A multilayer haze system on Saturn's hexagon

A rich variety of meteorological phenomena takes place in the extensive hydrogen atmosphere of Saturn, a world about 10 times the size of the Earth. They help us to better understand similar features in the Earth's atmosphere. Among Saturn's atmospheric phenomena is the well-known "hexagon," an amazing wave structure that surrounds the planet's polar region.

Discovered in 1980 by NASA's Voyager 1 and 2 spacecraft, it has been observed without interruption since then, despite the planet's long, strong cycle of seasons. A fast, narrow jet stream flows inside this gigantic planetary wave where winds reach maximum speeds of about 400 km/h. Yet, strangely enough, the wave itself remains almost static; in other words, it barely shifts with respect to the planet's rotation. All these properties mean that the "hexagon" is a highly attractive phenomenon for meteorologists and planet atmosphere researchers.

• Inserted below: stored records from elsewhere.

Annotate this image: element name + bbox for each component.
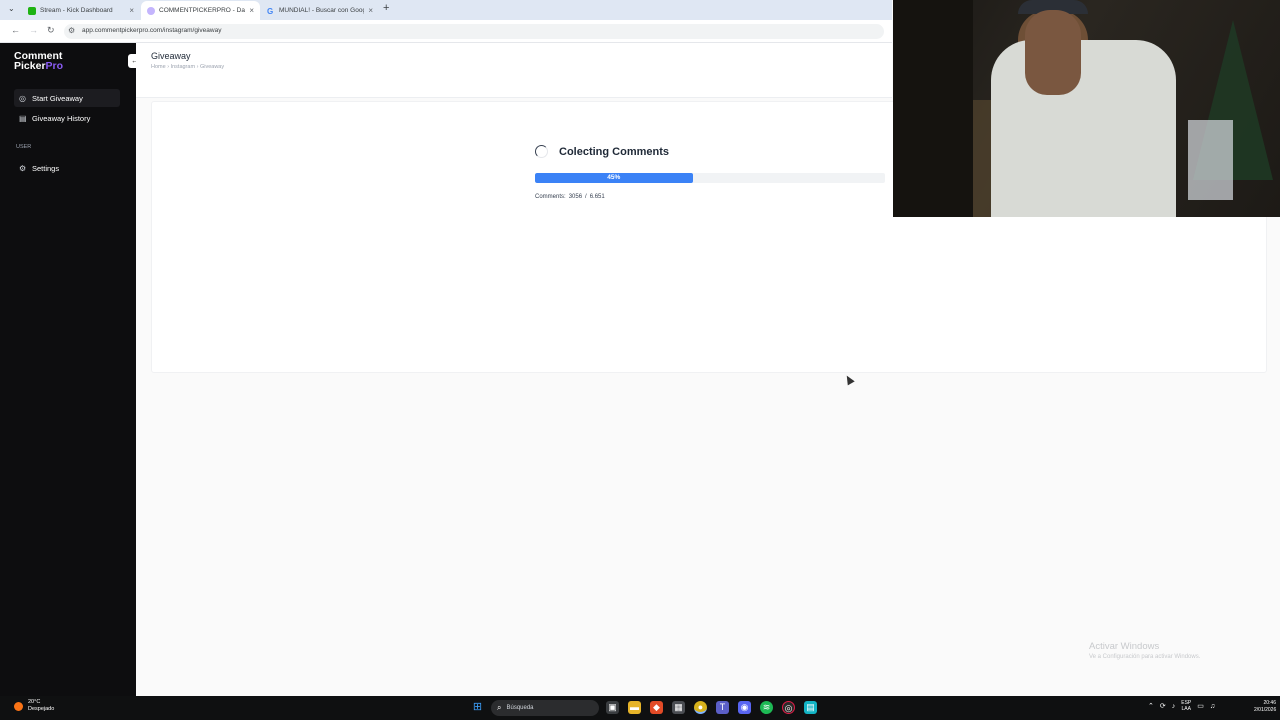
- weather-sun-icon: [14, 701, 23, 711]
- logo-picker: Picker: [14, 59, 46, 72]
- language-indicator[interactable]: ESP LAA: [1181, 700, 1191, 712]
- sidebar-item-settings[interactable]: ⚙ Settings: [14, 159, 120, 177]
- sidebar-item-label: Settings: [32, 163, 60, 173]
- tab-kick[interactable]: Stream - Kick Dashboard ×: [22, 1, 140, 20]
- webcam-overlay: [893, 0, 1280, 217]
- progress-bar-fill: 45%: [535, 173, 693, 183]
- sidebar: Comment PickerPro ← ◎ Start Giveaway ▤ G…: [0, 43, 142, 696]
- task-view-icon[interactable]: ▣: [606, 701, 619, 714]
- notepad-icon[interactable]: ▤: [804, 701, 817, 714]
- spotify-icon[interactable]: ≋: [760, 701, 773, 714]
- browser-tab-strip: ⌄ Stream - Kick Dashboard × COMMENTPICKE…: [0, 0, 892, 20]
- tab-title: MUNDIAL! - Buscar con Google: [279, 7, 365, 14]
- comments-separator: /: [585, 194, 587, 200]
- tab-title: COMMENTPICKERPRO - Dashb: [159, 7, 245, 14]
- logo[interactable]: Comment PickerPro: [14, 51, 64, 72]
- page-title: Giveaway: [151, 51, 191, 61]
- comments-collected: 3056: [568, 194, 583, 200]
- taskbar: 20°C Despejado ⊞ ⌕ Búsqueda ▣ ▬ ◆ ▦ ● T …: [0, 696, 1280, 720]
- weather-temp: 20°C: [28, 699, 41, 705]
- target-icon: ◎: [19, 93, 26, 103]
- comments-count: Comments: 3056 / 6.651: [535, 194, 605, 200]
- taskbar-search[interactable]: ⌕ Búsqueda: [491, 700, 599, 716]
- search-placeholder: Búsqueda: [506, 705, 534, 711]
- sidebar-item-label: Start Giveaway: [32, 93, 83, 103]
- site-info-icon[interactable]: ⚙: [68, 26, 75, 35]
- webcam-person-shirt: [991, 40, 1176, 217]
- tab-commentpicker[interactable]: COMMENTPICKERPRO - Dashb ×: [141, 1, 260, 20]
- commentpicker-favicon-icon: [147, 6, 155, 15]
- progress-bar: 45%: [535, 173, 885, 183]
- page-header: Giveaway Home › Instagram › Giveaway: [136, 43, 892, 98]
- address-bar: ← → ↻ ⚙ app.commentpickerpro.com/instagr…: [0, 20, 892, 43]
- sync-icon[interactable]: ⟳: [1160, 702, 1166, 710]
- clock-date: 2/01/2026: [1254, 707, 1277, 713]
- loading-spinner-icon: [535, 145, 548, 158]
- watermark-line-2: Ve a Configuración para activar Windows.: [1089, 654, 1201, 660]
- chrome-icon[interactable]: ●: [694, 701, 707, 714]
- kick-favicon-icon: [28, 6, 36, 15]
- watermark-line-1: Activar Windows: [1089, 641, 1160, 652]
- sidebar-item-label: Giveaway History: [32, 113, 91, 123]
- url-field[interactable]: ⚙ app.commentpickerpro.com/instagram/giv…: [64, 24, 884, 39]
- search-icon: ⌕: [497, 703, 502, 712]
- tab-search-icon[interactable]: ⌄: [8, 4, 15, 13]
- section-label-user: USER: [16, 144, 32, 150]
- tab-google[interactable]: G MUNDIAL! - Buscar con Google ×: [261, 1, 379, 20]
- breadcrumb-home[interactable]: Home: [151, 64, 166, 70]
- back-icon[interactable]: ←: [11, 25, 20, 35]
- gear-icon: ⚙: [19, 163, 27, 173]
- obs-icon[interactable]: ◎: [782, 701, 795, 714]
- comments-total: 6.651: [589, 194, 605, 200]
- new-tab-icon[interactable]: +: [383, 2, 389, 14]
- mouse-cursor-icon: [843, 373, 855, 386]
- network-icon[interactable]: ▭: [1197, 702, 1204, 710]
- status-title: Colecting Comments: [559, 146, 670, 158]
- sidebar-item-start-giveaway[interactable]: ◎ Start Giveaway: [14, 89, 120, 107]
- system-tray: ⌃ ⟳ ♪ ESP LAA ▭ ♫: [1148, 700, 1215, 712]
- close-tab-icon[interactable]: ×: [249, 6, 254, 15]
- volume-icon[interactable]: ♫: [1210, 703, 1215, 710]
- chevron-up-icon[interactable]: ⌃: [1148, 702, 1154, 710]
- reload-icon[interactable]: ↻: [47, 25, 55, 36]
- weather-widget[interactable]: 20°C Despejado: [14, 699, 54, 713]
- close-tab-icon[interactable]: ×: [368, 6, 373, 15]
- file-explorer-icon[interactable]: ▬: [628, 701, 641, 714]
- comments-label: Comments:: [535, 194, 566, 200]
- lang-line-2: LAA: [1181, 706, 1191, 712]
- teams-icon[interactable]: T: [716, 701, 729, 714]
- activate-windows-watermark: Activar Windows Ve a Configuración para …: [1089, 641, 1200, 660]
- sidebar-item-giveaway-history[interactable]: ▤ Giveaway History: [14, 109, 120, 127]
- forward-icon[interactable]: →: [29, 25, 38, 35]
- store-icon[interactable]: ▦: [672, 701, 685, 714]
- webcam-person-face: [1025, 10, 1081, 95]
- webcam-backdrop: [893, 0, 973, 217]
- logo-pro: Pro: [45, 59, 64, 72]
- tab-title: Stream - Kick Dashboard: [40, 7, 113, 14]
- clock[interactable]: 20:46 2/01/2026: [1254, 700, 1276, 714]
- close-tab-icon[interactable]: ×: [129, 6, 134, 15]
- start-menu-icon[interactable]: ⊞: [471, 701, 484, 714]
- microphone-icon[interactable]: ♪: [1172, 703, 1176, 710]
- weather-desc: Despejado: [28, 706, 55, 712]
- breadcrumb-instagram[interactable]: Instagram: [171, 64, 195, 70]
- discord-icon[interactable]: ◉: [738, 701, 751, 714]
- google-favicon-icon: G: [267, 6, 274, 16]
- breadcrumb-giveaway: Giveaway: [199, 64, 225, 70]
- clock-time: 20:46: [1263, 700, 1276, 706]
- brave-browser-icon[interactable]: ◆: [650, 701, 663, 714]
- webcam-shelf: [1188, 120, 1233, 200]
- url-text: app.commentpickerpro.com/instagram/givea…: [82, 27, 222, 34]
- history-icon: ▤: [19, 113, 27, 123]
- breadcrumb: Home › Instagram › Giveaway: [151, 64, 224, 70]
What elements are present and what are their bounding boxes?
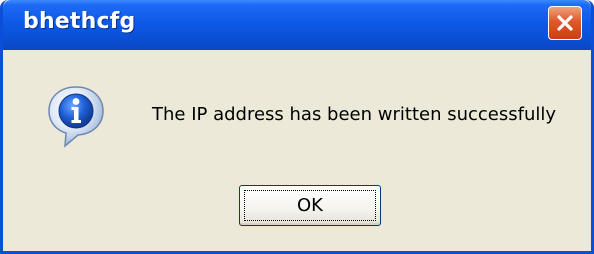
- title-bar[interactable]: bhethcfg: [3, 0, 591, 50]
- info-icon: [45, 84, 107, 150]
- close-button[interactable]: [548, 6, 582, 40]
- ok-button-label: OK: [297, 195, 323, 216]
- close-icon: [555, 13, 575, 33]
- message-dialog-window: bhethcfg The IP address has been written…: [0, 0, 594, 254]
- window-title: bhethcfg: [23, 9, 136, 34]
- dialog-body: The IP address has been written successf…: [3, 50, 591, 251]
- ok-button[interactable]: OK: [239, 185, 381, 226]
- dialog-message: The IP address has been written successf…: [152, 104, 557, 125]
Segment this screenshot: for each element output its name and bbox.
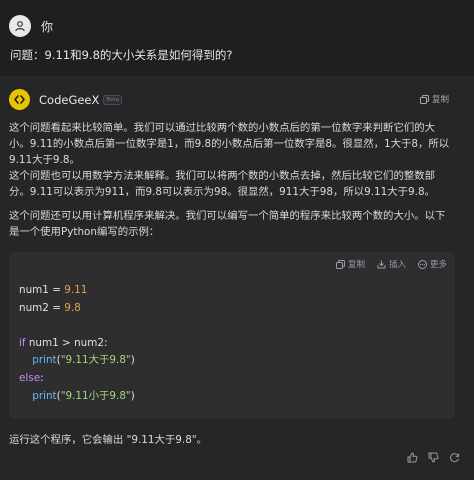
code-more-label: 更多: [429, 260, 447, 270]
code-content: num1 = 9.11 num2 = 9.8 if num1 > num2: p…: [19, 282, 135, 405]
beta-badge: Beta: [103, 94, 123, 105]
code-token: =: [48, 284, 65, 296]
insert-icon: [377, 260, 386, 268]
copy-answer-button[interactable]: 复制: [419, 93, 449, 105]
user-message-header: 你: [9, 15, 53, 37]
code-line: num1 = 9.11: [19, 282, 135, 300]
answer-line: 是一个使用Python编写的示例：: [9, 225, 160, 238]
code-token: num2: [19, 301, 49, 314]
copy-icon: [419, 94, 429, 104]
code-token: print: [32, 354, 57, 367]
code-line: num2 = 9.8: [19, 300, 135, 318]
refresh-icon: [450, 453, 460, 463]
code-token: else: [19, 371, 41, 384]
code-line: print("9.11大于9.8"): [19, 352, 135, 370]
feedback-bar: [397, 452, 460, 463]
bot-avatar: [9, 89, 30, 110]
answer-paragraph-3: 这个问题还可以用计算机程序来解决。我们可以编写一个简单的程序来比较两个数的大小。…: [9, 209, 467, 241]
code-more-button[interactable]: 更多: [417, 258, 447, 270]
code-token: print: [32, 389, 57, 402]
thumbs-down-icon: [428, 452, 439, 463]
answer-line: 分。9.11可以表示为911，而9.8可以表示为98。很显然，911大于98，所…: [9, 185, 435, 198]
code-line: print("9.11小于9.8"): [19, 388, 135, 406]
answer-footer-text: 运行这个程序，它会输出 "9.11大于9.8"。: [9, 434, 207, 446]
bot-name: CodeGeeX: [39, 92, 100, 107]
user-name: 你: [41, 19, 54, 34]
code-token: "9.11小于9.8": [60, 389, 131, 402]
code-copy-button[interactable]: 复制: [335, 258, 365, 270]
code-line: if num1 > num2:: [19, 335, 135, 353]
answer-line: 9.11大于9.8。: [9, 153, 80, 166]
codegeex-logo-icon: [14, 95, 25, 104]
user-icon: [15, 21, 25, 32]
code-insert-label: 插入: [388, 260, 406, 270]
answer-line: 这个问题还可以用计算机程序来解决。我们可以编写一个简单的程序来比较两个数的大小。…: [9, 210, 446, 222]
answer-line: 小。9.11的小数点后第一位数字是1，而9.8的小数点后第一位数字是8。很显然，…: [9, 137, 450, 150]
answer-paragraph-2: 这个问题也可以用数学方法来解释。我们可以将两个数的小数点去掉，然后比较它们的整数…: [9, 169, 467, 201]
code-token: num1 > num2:: [25, 336, 108, 349]
code-block: 复制 插入 更多 num1 = 9.11 num2 = 9.8 if num1 …: [9, 252, 455, 419]
code-token: "9.11大于9.8": [60, 354, 131, 367]
code-token: =: [48, 301, 65, 314]
thumbs-up-button[interactable]: [407, 452, 418, 463]
more-icon: [417, 259, 427, 269]
code-copy-label: 复制: [347, 260, 365, 270]
copy-icon: [335, 259, 345, 269]
user-question: 问题：9.11和9.8的大小关系是如何得到的?: [10, 48, 233, 62]
code-token: ): [130, 354, 135, 367]
answer-line: 这个问题也可以用数学方法来解释。我们可以将两个数的小数点去掉，然后比较它们的整数…: [9, 170, 436, 182]
code-token: :: [40, 371, 44, 384]
code-token: 9.11: [64, 284, 88, 296]
user-avatar: [9, 15, 31, 37]
code-insert-button[interactable]: 插入: [377, 258, 406, 270]
code-line: else:: [19, 370, 135, 388]
code-token: num1: [19, 284, 49, 296]
copy-answer-label: 复制: [431, 95, 449, 105]
code-token: 9.8: [64, 301, 81, 314]
bot-message-header: CodeGeeX Beta: [9, 89, 123, 110]
code-toolbar: 复制 插入 更多: [324, 258, 447, 270]
regenerate-button[interactable]: [449, 452, 460, 463]
answer-line: 这个问题看起来比较简单。我们可以通过比较两个数的小数点后的第一位数字来判断它们的…: [9, 122, 436, 134]
thumbs-up-icon: [407, 452, 418, 463]
code-token: ): [130, 389, 135, 402]
answer-paragraph-1: 这个问题看起来比较简单。我们可以通过比较两个数的小数点后的第一位数字来判断它们的…: [9, 121, 467, 169]
thumbs-down-button[interactable]: [428, 452, 439, 463]
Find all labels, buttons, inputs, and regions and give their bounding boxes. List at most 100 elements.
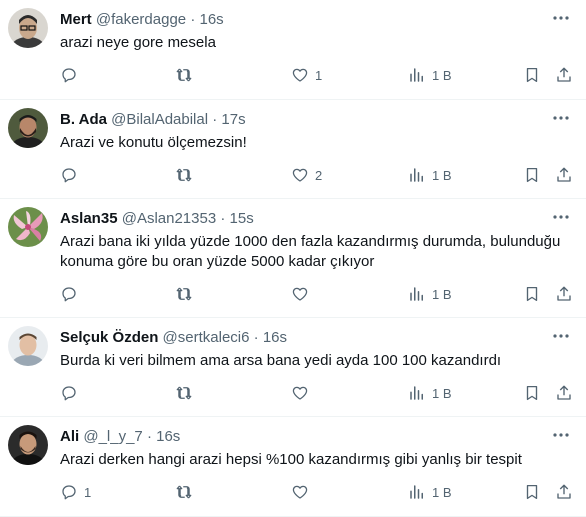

Cassini, which was in orbit around the planet between 2004 and 2017, took a large quantity of images from a range of distances from the planet and viewing angles. In June 2015, its main camera obtained very high-resolution images of the planet's limb, which are capable of resolving details of between 1 and 2 km; they captured the haze located above the clouds of the hexagonal wave. In addition, they used many colour filters, from ultraviolet to near infrared, thus allowing researchers to study the composition of the haze. To complete this study, the researchers incorporated images produced by the Hubble Space Telescope taken 15 days later and showing the hexagon from above.

"The Cassini images have enabled us to discover that, just like a sandwich, the hexagon has a multi-layered system of at least seven mists that extend from the summit of its clouds to an altitude of more than 300 km above them," said Professor Agustín Sánchez-Lavega, who led the study. "Other cold worlds, such as Saturn's satellite Titan or the dwarf planet Pluto, also have layers of haze, but not in such numbers nor as regularly spaced out."

The vertical extent of each haze layer is between approximately 7 and 18 km thick, and according to spectral analysis, they contain minute particles with radii on the order of 1 micron. Their chemical composition is exotic owing to the low temperatures in Saturn's atmosphere ranging between -120 degrees C and -180 degrees, they could comprise hydrocarbon ice crystallites such as acetylene, propyne, propane, diacetylene or even butane in the highest clouds.

The team also noted the regularity in the vertical distribution of the haze layers. They hypothesize that the haze layers are organized by the vertical propagation of gravity waves that produce oscillations in the density and temperature of the atmosphere, a well-known phenomenon on Earth and other planets. The researchers raise the possibility that it could be the very dynamics of the hexagon itself and its powerful jet stream that are responsible for these gravity waves. On the Earth, researchers have observed waves of this type produced by the undulating jet stream traveling at speeds of 100 km/h from west to east in the mid-latitudes. The phenomenon could be similar on both planets, even though the peculiarities of Saturn mean that it is the only case in the solar system. This is an aspect that remains subject to future research.